The scientific data needed to make a reasoned decision is lacking, but history provides the necessary framework. In Thailand, the leaves were traditionally chewed by field laborers seeking an extra boost, much like coca leaves in Peru. Planting the kratom-producing Mitragyna speciosa tree became illegal in 1943 — but not necessarily for safety reasons: Some officials have argued that the ban was enacted because kratom offered a way out of opium addiction at a time when the opium industry was raking in profits. Despite the ban, which was almost overturned in 2013 to help wean addicts off harder drugs like meth, kratom tea still remains popular, most often cut with cough syrup and Coca Cola to make a cocktail known locally as “4x100.”
America’s relationship with the drug is still in its early stages. The DEA classifies it as a “drug of concern” but hasn’t banned it outright. Kratom’s major psychoactive substance, an alkaloid called mytraginine, has opioid-like effects — stimulation and pain relief at low doses, sedation at high doses, and euphoria at even higher ones. Different varieties (stateside, our relationship with kratom is still in its early stages) — “Bali” for euphoria, “Green Vein Kali” for painkilling and stimulation — are comically easy to buy online.
These effects can be fun: Kratom can provide everything from relaxation to a boost in sex drive to stress relief.
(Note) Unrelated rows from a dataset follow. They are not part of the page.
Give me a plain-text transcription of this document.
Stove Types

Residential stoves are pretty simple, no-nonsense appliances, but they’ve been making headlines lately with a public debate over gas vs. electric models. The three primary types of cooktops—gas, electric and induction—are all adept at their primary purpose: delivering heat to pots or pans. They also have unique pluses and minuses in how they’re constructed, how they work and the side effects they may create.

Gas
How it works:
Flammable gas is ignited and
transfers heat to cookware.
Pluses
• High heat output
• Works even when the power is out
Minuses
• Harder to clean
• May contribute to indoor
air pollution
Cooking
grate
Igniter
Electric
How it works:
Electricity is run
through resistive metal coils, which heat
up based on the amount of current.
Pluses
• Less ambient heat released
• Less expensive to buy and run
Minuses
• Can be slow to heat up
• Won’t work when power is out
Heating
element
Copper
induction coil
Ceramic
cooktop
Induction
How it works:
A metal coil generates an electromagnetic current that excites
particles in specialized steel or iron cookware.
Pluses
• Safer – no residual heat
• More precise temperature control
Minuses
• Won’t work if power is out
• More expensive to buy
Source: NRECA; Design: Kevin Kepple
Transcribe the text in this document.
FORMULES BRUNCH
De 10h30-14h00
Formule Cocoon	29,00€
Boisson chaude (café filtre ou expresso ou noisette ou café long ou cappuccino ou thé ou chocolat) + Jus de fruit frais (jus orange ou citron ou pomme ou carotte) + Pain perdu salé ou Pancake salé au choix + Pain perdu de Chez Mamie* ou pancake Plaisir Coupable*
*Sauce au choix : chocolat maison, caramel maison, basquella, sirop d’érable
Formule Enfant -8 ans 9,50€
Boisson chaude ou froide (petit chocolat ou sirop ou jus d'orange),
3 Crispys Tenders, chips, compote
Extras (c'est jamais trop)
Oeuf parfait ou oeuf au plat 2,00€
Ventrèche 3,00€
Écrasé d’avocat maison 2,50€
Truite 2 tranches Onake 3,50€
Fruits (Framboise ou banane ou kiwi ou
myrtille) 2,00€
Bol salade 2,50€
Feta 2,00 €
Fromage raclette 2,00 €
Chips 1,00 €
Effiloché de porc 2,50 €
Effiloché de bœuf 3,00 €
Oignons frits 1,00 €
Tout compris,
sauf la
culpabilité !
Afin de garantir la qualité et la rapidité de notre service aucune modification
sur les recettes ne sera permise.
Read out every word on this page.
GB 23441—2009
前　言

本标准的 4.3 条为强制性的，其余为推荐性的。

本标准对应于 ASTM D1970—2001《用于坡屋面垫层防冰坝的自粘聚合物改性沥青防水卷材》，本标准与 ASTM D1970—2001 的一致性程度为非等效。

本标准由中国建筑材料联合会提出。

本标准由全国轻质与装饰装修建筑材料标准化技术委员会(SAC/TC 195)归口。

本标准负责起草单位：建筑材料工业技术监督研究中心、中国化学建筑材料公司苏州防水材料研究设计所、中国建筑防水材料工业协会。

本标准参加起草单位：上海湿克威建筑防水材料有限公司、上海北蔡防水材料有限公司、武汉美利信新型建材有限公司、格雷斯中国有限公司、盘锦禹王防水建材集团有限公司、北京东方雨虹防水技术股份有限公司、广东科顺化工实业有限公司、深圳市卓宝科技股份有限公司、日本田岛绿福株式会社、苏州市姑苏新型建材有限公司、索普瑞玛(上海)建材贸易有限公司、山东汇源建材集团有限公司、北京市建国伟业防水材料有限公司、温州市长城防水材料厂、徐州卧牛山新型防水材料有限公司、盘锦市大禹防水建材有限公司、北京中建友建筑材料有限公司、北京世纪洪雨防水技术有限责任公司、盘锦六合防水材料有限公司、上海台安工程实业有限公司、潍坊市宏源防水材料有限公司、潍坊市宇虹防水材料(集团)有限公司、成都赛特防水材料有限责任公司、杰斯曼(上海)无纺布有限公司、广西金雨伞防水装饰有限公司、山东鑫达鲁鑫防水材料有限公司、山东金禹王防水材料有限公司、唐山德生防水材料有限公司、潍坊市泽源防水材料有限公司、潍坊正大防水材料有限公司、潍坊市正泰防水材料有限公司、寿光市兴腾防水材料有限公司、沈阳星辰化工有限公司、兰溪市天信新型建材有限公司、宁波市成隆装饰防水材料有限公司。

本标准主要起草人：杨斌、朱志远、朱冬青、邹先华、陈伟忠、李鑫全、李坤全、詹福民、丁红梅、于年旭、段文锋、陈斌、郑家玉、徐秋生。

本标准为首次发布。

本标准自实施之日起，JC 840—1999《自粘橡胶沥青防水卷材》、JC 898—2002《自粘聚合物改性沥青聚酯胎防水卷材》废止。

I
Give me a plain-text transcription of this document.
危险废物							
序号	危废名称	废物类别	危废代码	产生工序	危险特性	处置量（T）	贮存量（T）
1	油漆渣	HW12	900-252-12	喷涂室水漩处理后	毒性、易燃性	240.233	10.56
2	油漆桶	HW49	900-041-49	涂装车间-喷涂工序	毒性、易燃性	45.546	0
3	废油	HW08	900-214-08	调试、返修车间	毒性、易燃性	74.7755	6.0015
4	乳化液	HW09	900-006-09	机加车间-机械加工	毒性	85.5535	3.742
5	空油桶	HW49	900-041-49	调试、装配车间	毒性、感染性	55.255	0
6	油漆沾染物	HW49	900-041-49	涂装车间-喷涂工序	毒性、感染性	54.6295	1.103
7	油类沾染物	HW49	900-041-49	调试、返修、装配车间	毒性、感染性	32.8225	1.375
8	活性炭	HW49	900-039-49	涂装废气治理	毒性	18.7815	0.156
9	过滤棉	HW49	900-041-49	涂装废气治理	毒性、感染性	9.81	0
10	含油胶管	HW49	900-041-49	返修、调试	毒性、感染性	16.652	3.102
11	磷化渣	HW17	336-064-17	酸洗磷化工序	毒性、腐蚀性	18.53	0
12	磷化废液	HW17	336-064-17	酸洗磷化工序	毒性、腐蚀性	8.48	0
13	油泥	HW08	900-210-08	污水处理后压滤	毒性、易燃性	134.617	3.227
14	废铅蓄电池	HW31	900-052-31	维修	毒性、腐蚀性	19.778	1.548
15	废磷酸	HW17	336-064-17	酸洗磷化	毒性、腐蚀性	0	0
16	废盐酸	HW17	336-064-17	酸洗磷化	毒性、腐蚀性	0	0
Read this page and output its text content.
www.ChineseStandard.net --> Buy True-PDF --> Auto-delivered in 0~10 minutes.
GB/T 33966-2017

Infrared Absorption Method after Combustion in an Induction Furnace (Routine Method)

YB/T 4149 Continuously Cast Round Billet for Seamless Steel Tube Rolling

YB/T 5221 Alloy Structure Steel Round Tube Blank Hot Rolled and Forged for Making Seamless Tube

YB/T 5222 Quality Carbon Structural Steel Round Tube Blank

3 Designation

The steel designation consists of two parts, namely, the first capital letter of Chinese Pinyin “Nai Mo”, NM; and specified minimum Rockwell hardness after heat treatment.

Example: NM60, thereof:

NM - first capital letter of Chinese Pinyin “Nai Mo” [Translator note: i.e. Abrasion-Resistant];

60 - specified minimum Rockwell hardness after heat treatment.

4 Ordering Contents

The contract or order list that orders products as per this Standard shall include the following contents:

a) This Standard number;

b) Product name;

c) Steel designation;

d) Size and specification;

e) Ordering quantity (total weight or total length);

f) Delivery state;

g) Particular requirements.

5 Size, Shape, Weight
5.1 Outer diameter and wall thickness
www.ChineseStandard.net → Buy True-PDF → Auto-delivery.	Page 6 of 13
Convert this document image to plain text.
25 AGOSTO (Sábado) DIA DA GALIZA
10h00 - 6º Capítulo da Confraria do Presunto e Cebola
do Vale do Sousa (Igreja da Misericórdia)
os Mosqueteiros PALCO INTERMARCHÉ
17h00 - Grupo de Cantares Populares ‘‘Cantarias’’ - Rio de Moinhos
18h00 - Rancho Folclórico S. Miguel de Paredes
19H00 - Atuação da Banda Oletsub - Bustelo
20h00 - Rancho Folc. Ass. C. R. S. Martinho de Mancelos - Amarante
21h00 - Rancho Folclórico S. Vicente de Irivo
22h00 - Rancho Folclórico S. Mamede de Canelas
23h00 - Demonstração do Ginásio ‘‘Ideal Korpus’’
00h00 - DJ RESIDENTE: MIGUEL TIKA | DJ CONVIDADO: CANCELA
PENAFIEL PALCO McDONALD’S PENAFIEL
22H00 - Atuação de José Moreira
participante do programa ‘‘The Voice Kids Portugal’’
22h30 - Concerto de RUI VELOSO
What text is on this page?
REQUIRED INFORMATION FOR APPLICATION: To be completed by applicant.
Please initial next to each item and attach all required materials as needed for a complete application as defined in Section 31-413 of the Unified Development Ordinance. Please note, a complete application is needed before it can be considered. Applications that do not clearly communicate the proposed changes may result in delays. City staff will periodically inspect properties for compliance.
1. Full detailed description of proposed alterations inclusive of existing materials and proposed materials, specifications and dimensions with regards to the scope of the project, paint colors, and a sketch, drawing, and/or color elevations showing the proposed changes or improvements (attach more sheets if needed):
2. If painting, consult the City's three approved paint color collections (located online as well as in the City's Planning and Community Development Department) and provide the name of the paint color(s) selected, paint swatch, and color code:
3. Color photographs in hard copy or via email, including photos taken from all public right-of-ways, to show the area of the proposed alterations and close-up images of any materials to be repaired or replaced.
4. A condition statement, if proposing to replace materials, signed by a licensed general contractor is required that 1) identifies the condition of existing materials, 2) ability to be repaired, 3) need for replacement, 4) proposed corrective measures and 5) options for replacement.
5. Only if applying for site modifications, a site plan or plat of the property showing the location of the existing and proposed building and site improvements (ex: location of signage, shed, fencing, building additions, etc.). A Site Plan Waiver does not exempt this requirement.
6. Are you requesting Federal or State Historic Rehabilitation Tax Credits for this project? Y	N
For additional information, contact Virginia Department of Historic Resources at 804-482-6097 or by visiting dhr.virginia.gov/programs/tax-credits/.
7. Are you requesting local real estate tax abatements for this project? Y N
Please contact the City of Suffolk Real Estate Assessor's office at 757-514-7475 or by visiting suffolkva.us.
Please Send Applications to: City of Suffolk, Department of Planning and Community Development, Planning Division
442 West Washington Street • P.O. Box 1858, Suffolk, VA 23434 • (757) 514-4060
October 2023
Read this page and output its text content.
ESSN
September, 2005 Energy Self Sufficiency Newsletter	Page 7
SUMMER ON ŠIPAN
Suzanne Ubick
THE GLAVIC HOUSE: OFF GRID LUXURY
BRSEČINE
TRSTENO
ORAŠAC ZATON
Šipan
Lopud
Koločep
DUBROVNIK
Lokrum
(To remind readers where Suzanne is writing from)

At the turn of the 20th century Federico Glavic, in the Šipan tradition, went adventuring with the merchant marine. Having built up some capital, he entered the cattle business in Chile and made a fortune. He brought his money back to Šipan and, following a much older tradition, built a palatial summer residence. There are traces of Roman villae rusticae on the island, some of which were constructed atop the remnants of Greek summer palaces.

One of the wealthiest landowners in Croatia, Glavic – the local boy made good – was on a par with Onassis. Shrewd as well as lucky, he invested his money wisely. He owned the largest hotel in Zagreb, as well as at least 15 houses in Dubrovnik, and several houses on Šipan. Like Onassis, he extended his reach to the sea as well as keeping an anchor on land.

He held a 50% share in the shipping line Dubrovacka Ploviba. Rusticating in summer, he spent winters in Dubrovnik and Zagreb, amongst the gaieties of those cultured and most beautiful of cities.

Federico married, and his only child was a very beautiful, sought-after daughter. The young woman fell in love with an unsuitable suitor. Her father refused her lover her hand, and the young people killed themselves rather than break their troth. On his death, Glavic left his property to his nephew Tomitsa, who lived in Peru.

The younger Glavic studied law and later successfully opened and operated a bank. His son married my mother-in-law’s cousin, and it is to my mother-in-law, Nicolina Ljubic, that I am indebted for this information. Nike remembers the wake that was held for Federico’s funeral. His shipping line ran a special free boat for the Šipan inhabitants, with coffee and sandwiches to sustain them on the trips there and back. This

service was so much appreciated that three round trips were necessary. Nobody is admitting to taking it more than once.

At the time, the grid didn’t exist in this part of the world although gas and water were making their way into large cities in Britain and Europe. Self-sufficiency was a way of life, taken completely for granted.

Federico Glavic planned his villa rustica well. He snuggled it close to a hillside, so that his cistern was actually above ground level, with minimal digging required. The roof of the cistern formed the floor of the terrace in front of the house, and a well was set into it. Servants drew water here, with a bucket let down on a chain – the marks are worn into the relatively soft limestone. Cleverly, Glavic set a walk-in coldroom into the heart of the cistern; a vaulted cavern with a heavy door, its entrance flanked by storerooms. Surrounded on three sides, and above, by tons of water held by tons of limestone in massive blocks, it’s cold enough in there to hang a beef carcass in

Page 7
Because kratom can trick the brain into feeling like it’s on morphine, its effects can also be helpful. This is specifically true in regards to opioid addicts, a not inconsiderable American population. Those concerned with their or other’s prescription drug abuse have used it as substitute for physically addictive opioids like hydrocodone, documenting their experiences on message boards all over the internet.
Which is all to say that kratom is undoubtedly a drug and doubtedly a dangerous one. Its arrival on the U.S. market and adoption as a psychoactive aperitif would have, in the past, put drug enforcement agencies in the Caesarian position of giving a thumbs up or thumbs down. Inaction would be the more radical action. But, in the wake of states legalizing marijuana, the law-and-order default no longer represents political self inoculation. Unnecessary drug bans — and all drug bans are considered unnecessary to some — are politically unpopular and often heaped in medical and scientific scorn. Kratom is unlikely to become part of the mainstream drug debate, but its positive effects could make it a martyr if a ban is instituted.
That’s not to say that kratom doesn’t have negative effects or addictive potential. Withdrawal causes hostility, aggression, and diminishment of emotional control. And the lack of sound data on its effects make self-medication a risky endeavor. The supply chain is also questionable at best. Buying drugs off the internet, though common practice, is generally more dangerous than not buying drugs off the internet. But, like weed, kratom seems to strike a rare balance: It offers noticeable effects but appears to be (pending study) relatively benign.
There is plenty of reason for the government to finance or conduct research on kratom but little reason to ban it without reproducible results. That, of course, augurs nothing unless drug agencies confirmation bias has diminished in strength or changed vector.
Kratom is the drug to watch. It could represent the frothy front of a coming wave of commercially available psychoactive remedies and it could represent nothing but itself, the prunings of a non-native species.